The narrator is excellent and makes the book better to listen to then to read.
WHEN YOU GOING TO PUT SOME MEAT ON YOUR BONES?
WHEN YOU MAKE ME A SANDWICH, B**CH.
21 of 22 people found this review helpful
You must read My Life as a White Trash Zombie first really, as it is the prequel, I love this book. I was so pleased to rejoin Angel and the other characters in the next stage of her life. Angel is a very likeable character in realistic circumstances, other than being a zombie. I love the take on being Zombies in this book, I love how unpretentious and unlikely the heroine is and it's just a really fun read.
2 of 2 people found this review helpful
"Even White Trash Zombies Get The Blues" continues Angel Crawford's tale from where "My Life As A White Trash Zombie" left off. It has the same punchy style as the first novel and continues to benefit from Allison McLemore's first class narration.

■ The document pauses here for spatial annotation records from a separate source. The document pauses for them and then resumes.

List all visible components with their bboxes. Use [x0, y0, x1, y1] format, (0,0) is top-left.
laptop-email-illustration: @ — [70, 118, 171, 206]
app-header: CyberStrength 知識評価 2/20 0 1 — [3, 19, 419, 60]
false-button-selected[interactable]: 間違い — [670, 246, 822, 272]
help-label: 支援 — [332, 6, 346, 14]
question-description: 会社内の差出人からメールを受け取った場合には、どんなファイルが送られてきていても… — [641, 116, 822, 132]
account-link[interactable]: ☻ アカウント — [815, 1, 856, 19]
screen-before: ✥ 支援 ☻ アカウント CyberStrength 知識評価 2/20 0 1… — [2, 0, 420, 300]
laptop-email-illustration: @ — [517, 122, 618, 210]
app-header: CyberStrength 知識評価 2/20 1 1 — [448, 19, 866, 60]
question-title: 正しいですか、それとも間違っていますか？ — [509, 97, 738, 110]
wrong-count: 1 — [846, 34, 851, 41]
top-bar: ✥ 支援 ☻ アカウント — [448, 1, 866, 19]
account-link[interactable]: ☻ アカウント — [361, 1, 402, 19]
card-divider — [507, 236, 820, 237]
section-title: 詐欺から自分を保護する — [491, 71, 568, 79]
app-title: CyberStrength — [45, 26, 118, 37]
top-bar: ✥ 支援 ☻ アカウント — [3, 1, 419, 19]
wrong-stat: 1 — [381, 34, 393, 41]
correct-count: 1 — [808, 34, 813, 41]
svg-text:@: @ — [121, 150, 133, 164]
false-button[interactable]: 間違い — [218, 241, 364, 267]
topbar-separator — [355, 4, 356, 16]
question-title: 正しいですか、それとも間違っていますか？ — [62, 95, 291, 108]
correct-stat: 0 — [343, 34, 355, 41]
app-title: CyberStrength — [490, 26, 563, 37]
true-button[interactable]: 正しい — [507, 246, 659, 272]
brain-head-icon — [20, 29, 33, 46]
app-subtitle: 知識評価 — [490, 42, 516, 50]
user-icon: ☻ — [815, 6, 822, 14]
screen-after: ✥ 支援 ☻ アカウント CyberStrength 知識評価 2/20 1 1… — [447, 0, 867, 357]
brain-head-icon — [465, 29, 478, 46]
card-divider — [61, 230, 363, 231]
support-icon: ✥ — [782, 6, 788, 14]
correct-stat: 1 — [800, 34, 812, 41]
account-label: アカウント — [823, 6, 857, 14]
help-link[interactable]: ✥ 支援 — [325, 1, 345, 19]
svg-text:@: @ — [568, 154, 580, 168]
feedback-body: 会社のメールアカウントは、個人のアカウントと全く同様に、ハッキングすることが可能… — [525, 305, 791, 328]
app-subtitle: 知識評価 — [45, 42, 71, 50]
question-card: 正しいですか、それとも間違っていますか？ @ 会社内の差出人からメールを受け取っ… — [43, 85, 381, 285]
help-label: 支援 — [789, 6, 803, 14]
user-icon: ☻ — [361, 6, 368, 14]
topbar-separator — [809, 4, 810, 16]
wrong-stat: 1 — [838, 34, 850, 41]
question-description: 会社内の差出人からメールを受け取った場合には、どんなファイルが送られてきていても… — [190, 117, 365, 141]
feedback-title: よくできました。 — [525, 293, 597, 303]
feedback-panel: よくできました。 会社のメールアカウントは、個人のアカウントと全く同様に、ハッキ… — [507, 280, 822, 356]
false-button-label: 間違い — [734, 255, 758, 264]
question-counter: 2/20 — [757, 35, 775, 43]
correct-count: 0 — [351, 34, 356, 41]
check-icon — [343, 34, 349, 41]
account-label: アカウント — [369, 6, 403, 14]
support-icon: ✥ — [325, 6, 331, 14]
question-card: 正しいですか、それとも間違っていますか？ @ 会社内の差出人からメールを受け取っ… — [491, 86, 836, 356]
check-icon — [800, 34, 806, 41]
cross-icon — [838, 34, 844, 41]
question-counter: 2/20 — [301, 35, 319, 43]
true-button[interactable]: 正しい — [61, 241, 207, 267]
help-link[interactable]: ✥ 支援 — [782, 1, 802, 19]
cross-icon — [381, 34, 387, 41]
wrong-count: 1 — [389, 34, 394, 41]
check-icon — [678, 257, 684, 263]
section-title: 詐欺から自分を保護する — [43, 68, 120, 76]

The thing I liked most about the book is the way Angel grows and develops. She's turned becoming a zombie into an opportunity to turn her life around and become a better person, or at least one she likes and respects more. Putting aside the humour (which occasionally made me laugh out loud) and the zombie strangeness (which becomes satisfyingly complex) the main impact of this book comes from making the reader care about Angel Crawford.
"Even White Trash Zombies Get The Blues" is darker than the first novel. The scenes relating to Angel's treatment by her abductors are well enough written to be disturbing. This is about fear and humiliation and what happens when we treat people as things. Not a laugh a minute but not exploitative either. This is Angel's introduction to some of the more unpleasant realities of her new life. Her reaction to her experience forces her to grow or die and begins to shape here into someone who thinks about the big picture and not just how to survive until tomorrow.
Diana Rowland goes to some lengths to explain the science behind being a zombie. While I think this was important, even necessary, I felt there was a little too much info-dumping at some parts of the book. The science does sound plausible and it sets up all kinds of ideas that can feed future books but I'd have rather had it drip fed a little more. The best part of the explanation was Angel's reaction to it. Her enthusiasm for "learning cool stuff" is infectious.
I'm now a confirmed White Trash Zombie fan. I'll download them as they appear and consume them with pleasure.
I'm also a fan of Allison McLemore, not just for her Angel voice, which is perfect, but for her ability to give voices to other characters and to narrate the action scenes. I'll be looking at other books she's narrated.